До сих пор не могу понять, почему школьные Пушкин, Лермонтов, Тютчев не сыграли даже вполовину такой определяющей роли, как сыграли редкие стихи, прочитанные между главами «Волкодава»? Конечно, сейчас до меня добегают волны классической поэзии, но почему сейчас, а не тогда, в школе?
— А сейчас любимые собеседники в русской поэзии XX-XXI века — кто они?
— С Иосифом Бродским мы часто беседовали о неумолимой точности русского языка, о «резком взмахе» в словах, хотя для меня это было скорее резкое приземление, к деталям, так чтоб любая песчинка и травинка обрели свою резкость, четкость, настоящесть.
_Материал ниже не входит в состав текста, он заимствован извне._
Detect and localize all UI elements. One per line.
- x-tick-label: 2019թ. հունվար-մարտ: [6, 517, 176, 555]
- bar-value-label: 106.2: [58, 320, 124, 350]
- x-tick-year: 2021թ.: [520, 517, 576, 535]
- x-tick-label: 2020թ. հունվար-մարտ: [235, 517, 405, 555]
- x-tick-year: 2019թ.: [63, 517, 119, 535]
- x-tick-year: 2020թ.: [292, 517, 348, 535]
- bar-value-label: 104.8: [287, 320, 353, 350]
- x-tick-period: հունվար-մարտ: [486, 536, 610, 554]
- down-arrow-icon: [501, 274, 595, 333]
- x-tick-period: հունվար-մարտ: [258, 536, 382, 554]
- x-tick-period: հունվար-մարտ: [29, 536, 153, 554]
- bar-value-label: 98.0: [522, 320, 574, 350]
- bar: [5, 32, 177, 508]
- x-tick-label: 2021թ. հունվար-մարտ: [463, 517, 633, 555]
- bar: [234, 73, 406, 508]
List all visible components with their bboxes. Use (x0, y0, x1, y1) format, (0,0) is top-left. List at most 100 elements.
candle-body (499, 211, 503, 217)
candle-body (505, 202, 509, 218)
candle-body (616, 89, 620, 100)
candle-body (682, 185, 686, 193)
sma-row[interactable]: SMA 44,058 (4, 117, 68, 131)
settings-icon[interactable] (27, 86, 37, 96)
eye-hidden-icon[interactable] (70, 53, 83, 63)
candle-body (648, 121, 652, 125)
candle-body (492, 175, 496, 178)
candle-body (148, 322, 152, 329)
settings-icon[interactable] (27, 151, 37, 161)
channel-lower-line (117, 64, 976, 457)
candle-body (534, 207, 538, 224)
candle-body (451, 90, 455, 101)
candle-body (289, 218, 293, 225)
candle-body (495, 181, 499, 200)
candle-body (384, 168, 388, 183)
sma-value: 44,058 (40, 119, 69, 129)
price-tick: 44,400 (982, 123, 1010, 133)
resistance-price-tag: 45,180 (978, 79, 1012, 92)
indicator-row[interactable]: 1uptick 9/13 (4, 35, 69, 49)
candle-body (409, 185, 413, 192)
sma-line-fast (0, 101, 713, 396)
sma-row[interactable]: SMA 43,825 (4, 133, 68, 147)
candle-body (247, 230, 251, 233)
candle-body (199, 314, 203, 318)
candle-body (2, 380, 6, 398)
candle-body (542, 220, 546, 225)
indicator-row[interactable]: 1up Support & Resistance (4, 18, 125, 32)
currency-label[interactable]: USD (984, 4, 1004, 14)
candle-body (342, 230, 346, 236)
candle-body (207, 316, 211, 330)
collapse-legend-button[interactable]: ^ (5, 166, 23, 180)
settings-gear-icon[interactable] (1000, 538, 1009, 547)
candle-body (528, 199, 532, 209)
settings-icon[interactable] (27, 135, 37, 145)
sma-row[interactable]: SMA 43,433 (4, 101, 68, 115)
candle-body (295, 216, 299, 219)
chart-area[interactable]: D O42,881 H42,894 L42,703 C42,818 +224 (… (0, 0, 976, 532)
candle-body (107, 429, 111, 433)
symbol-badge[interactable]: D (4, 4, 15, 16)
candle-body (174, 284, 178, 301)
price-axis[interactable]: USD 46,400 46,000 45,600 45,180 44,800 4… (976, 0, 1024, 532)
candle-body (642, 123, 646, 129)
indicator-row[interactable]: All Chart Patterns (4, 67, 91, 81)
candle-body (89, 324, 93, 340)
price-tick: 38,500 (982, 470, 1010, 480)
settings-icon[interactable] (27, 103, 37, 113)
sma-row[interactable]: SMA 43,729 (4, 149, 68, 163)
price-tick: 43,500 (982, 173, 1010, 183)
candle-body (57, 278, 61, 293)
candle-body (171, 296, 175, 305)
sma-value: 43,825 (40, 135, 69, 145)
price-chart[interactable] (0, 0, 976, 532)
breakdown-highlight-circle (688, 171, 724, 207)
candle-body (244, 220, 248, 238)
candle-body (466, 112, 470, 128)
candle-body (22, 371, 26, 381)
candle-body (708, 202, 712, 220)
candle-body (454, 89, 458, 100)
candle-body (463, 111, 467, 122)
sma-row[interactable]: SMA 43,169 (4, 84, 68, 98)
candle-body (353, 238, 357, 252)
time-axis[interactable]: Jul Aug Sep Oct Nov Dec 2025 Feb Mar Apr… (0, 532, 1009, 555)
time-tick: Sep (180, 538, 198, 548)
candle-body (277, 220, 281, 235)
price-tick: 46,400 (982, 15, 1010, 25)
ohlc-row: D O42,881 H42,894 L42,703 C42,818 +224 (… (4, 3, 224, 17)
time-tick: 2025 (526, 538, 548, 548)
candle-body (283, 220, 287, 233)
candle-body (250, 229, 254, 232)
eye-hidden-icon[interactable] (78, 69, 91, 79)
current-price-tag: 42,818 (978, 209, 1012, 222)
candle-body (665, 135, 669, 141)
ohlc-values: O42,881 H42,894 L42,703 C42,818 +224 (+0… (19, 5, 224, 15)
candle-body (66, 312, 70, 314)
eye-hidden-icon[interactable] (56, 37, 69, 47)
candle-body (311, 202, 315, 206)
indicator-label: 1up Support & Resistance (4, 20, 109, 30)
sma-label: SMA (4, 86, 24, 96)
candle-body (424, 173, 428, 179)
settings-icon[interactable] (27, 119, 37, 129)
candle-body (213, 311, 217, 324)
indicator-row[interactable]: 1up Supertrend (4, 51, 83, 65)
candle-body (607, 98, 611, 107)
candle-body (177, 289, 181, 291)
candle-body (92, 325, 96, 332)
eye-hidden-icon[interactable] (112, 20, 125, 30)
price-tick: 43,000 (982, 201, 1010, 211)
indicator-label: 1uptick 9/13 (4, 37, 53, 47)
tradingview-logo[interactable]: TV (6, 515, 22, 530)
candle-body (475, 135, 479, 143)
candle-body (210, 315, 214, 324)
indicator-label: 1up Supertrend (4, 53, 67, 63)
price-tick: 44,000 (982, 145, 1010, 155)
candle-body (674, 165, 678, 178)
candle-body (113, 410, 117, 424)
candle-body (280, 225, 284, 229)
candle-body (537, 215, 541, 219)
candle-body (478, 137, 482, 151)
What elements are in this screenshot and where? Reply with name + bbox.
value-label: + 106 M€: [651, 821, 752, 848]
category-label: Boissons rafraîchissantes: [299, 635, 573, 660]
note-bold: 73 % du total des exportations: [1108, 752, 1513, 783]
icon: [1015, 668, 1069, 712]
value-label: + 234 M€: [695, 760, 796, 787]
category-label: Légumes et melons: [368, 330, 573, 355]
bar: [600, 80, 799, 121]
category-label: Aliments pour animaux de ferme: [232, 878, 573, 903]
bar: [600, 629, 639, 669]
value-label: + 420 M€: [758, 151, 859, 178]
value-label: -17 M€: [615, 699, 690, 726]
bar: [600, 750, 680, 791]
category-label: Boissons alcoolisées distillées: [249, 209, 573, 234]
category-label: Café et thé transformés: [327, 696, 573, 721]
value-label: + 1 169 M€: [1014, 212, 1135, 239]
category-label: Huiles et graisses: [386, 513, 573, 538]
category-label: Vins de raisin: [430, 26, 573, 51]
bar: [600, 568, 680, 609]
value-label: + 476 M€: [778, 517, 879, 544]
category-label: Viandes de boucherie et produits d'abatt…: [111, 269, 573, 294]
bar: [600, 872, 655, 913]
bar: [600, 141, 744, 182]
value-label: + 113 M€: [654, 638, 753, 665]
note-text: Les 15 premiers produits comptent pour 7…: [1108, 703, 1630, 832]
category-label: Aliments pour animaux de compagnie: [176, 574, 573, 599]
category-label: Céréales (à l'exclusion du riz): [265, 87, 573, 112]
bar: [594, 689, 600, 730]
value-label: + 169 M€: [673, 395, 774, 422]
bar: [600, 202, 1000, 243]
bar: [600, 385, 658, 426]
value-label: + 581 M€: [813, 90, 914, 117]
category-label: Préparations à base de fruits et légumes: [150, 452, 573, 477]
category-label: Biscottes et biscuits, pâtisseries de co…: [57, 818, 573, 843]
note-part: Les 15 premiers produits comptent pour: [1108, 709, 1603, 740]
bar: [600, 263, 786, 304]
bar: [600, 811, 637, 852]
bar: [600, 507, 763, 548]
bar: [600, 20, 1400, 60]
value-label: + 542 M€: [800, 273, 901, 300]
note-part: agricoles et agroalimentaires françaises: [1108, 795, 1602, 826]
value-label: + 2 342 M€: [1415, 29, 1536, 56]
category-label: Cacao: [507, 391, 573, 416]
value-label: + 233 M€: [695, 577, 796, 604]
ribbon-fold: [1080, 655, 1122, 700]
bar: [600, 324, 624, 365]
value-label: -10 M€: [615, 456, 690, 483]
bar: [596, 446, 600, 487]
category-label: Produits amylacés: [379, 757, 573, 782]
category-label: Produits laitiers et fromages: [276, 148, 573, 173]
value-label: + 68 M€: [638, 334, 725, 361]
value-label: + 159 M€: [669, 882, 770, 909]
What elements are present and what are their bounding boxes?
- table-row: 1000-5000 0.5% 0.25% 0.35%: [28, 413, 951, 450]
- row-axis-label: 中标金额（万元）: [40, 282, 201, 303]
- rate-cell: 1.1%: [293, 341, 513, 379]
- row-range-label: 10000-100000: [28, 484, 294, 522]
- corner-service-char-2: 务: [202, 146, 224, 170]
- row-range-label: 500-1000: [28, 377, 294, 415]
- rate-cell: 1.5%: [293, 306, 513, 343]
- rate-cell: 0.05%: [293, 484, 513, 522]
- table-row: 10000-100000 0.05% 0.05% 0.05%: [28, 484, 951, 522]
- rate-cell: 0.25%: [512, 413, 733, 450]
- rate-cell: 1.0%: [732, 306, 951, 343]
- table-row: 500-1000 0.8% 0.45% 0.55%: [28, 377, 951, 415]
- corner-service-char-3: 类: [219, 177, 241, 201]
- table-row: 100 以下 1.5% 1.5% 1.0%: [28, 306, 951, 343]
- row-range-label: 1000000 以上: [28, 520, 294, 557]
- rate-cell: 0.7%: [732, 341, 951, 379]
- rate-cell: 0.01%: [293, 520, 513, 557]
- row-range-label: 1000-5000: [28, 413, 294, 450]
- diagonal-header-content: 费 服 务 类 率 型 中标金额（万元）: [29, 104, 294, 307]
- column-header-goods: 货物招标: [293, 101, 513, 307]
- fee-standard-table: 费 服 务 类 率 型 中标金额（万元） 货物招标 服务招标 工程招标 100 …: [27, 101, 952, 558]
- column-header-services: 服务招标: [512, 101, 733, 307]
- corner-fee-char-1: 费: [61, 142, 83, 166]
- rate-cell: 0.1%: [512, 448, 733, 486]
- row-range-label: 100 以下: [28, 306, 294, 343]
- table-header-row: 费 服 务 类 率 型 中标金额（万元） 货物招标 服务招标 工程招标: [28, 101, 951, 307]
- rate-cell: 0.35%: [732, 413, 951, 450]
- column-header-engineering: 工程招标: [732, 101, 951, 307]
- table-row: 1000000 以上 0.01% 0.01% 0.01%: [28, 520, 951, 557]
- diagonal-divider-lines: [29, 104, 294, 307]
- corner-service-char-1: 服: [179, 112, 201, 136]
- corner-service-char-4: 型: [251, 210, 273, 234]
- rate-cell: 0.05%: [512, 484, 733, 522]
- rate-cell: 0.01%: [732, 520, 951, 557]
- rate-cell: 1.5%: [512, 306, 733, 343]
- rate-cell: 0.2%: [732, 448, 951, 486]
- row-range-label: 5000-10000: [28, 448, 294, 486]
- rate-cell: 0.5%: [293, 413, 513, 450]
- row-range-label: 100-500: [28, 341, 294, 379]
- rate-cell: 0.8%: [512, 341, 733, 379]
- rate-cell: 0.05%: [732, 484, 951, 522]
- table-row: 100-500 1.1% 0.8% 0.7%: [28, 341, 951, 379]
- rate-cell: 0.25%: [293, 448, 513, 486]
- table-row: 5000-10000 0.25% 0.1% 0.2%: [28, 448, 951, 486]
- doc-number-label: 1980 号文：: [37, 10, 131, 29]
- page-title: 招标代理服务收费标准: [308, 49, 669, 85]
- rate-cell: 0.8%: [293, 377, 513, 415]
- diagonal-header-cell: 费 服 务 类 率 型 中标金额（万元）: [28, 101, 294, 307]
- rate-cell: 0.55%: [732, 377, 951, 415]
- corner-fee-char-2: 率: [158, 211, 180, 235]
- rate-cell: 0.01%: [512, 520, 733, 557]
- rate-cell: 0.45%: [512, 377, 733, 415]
«Сатир, покинув бронзовый ручей,
сжимает канделябр на шесть свечей,
как вещь, принадлежащую ему.
Но, как сурово утверждает опись,
он сам принадлежит ему. Увы,
все виды обладанья таковы…»
С Борисом Пастернаком разговор как-то зашел… и не ушел. О мистическом в поэзии, о том хитросплетенном словесном узоре, который направляет и закручивает энергетический вихрь внутри стиха, помогая читателю мыслить и чувствовать тонко, легко, а не «ложить» свое железобетонное мнение на текст, как надгробие на могилу. Когда я чувствую себя словесно истощенным, я читаю Пастернака.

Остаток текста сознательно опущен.